When I mention following financial interests, I just mean the vague notion of seeking profits, revenue, shareholder value, influence, and things like that (and being somewhat decent at it). I don't think the exact details matter for the point of this post. I definitely don't mean to imply that the company acts as a perfectly rational agent or that it is free of internal inefficiencies such as those described in Immoral Mazes or Recursive Middle Manager Hell.

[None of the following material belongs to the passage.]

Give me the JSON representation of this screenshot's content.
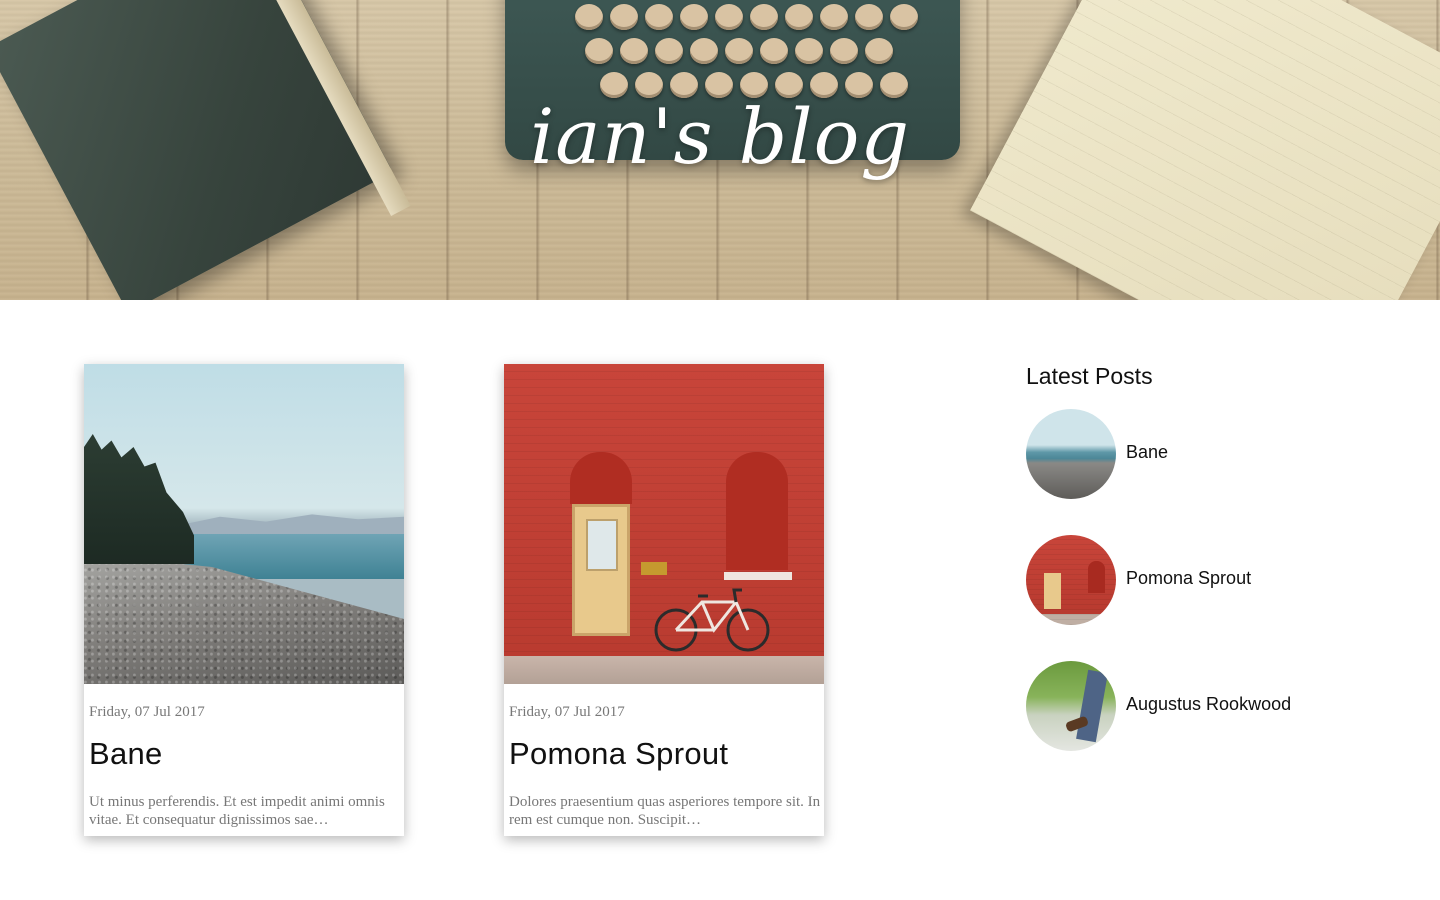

More precisely, there will be various dynamics in play. Some these push in the direction of following profits, others towards things like doing good or following the company's stated mission, and some just cause internal inefficiencies. I expect that the push towards profits will be stronger when there is stronger competition and higher financial stakes. But I don't have a confident take on where the overall balance lies. Similarly, I don't claim that the mechanisms I give here as examples (selective hiring and miscoordination) are the most important ones among those that push towards profit-following.
Relatedly to footnotes 1 and 2, Richard Ngo made some good points about why the framing I adopt here is not the right one. (His post Power Lies Trembling is relevant and offers a good framing on dynamics inside countries -- but probably companies too.) Still, I think the dynamics I mention here are relevant too, and in the absence of knowing a better pointer to their discussion, this point was cheap enough to write.
The scenario is over-simplified and unrealistic, but this shouldn't matter too much. The same dynamics should show up in many other cases as well.
The post Unconscious Economics feels relevant here.
I am not sure how exactly this works and it interacts with "negative externalities" such as "unclear risk of extinction". There definitely is a threat of getting sued over this, but I am not sure how much this really matters, as opposed to serving as a convenient excuse to not rock the boat.
This will be costly for the company as well. If nothing else, it causes delays and they will be replacing you by somebody less skilled (otherwise they would have hired them already). So I advocate for not complying with things you are against. But despite this, the coordination problems are definitely real and difficult to solve.
To reiterate, this does not require deliberate plotting by anybody inside the company. You don't need to actually fire those people; it should be enough to incidentally underfund them, or perhaps converge on a company culture where they leave on their own.
I am not saying they definitely are. But I do view this as plausible enough that acting on it would seem reasonable.